Combined Universities in Cornwall - History

History

Developed in the early 2000s, following the work of the Camborne and University of Cornwall Support Group (a pressure group that is composed mostly of Cornish graduates), professionals founded the CUC in 1997 to seek a collaboration of all HE providers in Cornwall in working towards the establishment of a free standing Cornish university in the future and to oppose the loss of the CSM from the depressed towns Camborne and Redruth. With funds from the European Union Objective One and the South West Regional Development Agency, the CUC serves to fight the "brain drain" of students to the rest of the United Kingdom. Historically, most Cornish students have had to leave the county to obtain higher education, and they then never returned to contribute their knowledge and skills to the Cornish economy. The establishment of CUC is itself a contribution to the expansion of the Cornish economy, and all proposed developments within the CUC umbrella are required to show how they will contribute to Cornish prosperity.
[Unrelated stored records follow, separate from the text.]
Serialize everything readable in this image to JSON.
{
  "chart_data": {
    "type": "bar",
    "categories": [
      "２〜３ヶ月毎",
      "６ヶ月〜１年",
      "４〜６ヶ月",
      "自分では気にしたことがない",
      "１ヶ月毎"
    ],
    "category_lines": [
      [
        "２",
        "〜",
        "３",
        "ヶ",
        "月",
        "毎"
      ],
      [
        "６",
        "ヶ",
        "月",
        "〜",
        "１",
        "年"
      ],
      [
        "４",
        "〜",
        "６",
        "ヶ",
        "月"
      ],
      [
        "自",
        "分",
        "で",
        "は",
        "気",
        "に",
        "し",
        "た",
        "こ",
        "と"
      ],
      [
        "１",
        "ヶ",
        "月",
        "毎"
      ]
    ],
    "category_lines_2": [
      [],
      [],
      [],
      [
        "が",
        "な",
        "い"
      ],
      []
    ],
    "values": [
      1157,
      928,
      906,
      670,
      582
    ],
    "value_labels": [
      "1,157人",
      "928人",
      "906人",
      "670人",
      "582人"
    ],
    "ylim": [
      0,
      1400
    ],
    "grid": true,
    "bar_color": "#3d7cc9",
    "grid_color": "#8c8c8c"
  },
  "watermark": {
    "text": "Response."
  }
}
Like a number of other recent projects in UK higher education, CUC involves collaboration between several institutions, but it is probably unique in the number and range of institutions involved. It is conceived on a "hub and spokes" model, with different institutions offering different kinds of provision in different locations. The CUC central administration is based at Trevenson House in Pool, Cornwall, and the "hub" and "rim" sites have been placed at a number of different locations.There are in fact two "hubs". One is the Tremough campus, originally developed for the then Falmouth College of Arts (now University College Falmouth, UCF). Here degrees are offered by UCF and by the University of Exeter, Cornwall Campus; the University of Exeter has international standard research teams located here. Halls of residence are provided, and the campus attracts students on a national and international basis, though it is also intended to be attractive to local students. The second hub is the "health spa" at the Royal Cornwall Hospital, Treliske site, which provides facilities for the Peninsula Medical School (a joint operation of the University of Exeter, the University of Plymouth, and the National Health Service in Devon and Cornwall), and for the Institute of Health Studies of the University of Plymouth, which teaches nursing and other subjects allied to medicine.

The "rim" consists of three tertiary institutions: Cornwall College, Truro College and Penwith College, which in addition to their further education work offer a range of higher education courses from subdegree to master's degree level under franchise from the University of Plymouth. These colleges are part of the University of Plymouth Colleges network (UPC), and their courses are particularly (though not exclusively) aimed at encouraging wider participation in higher education by students from the South West of Britain.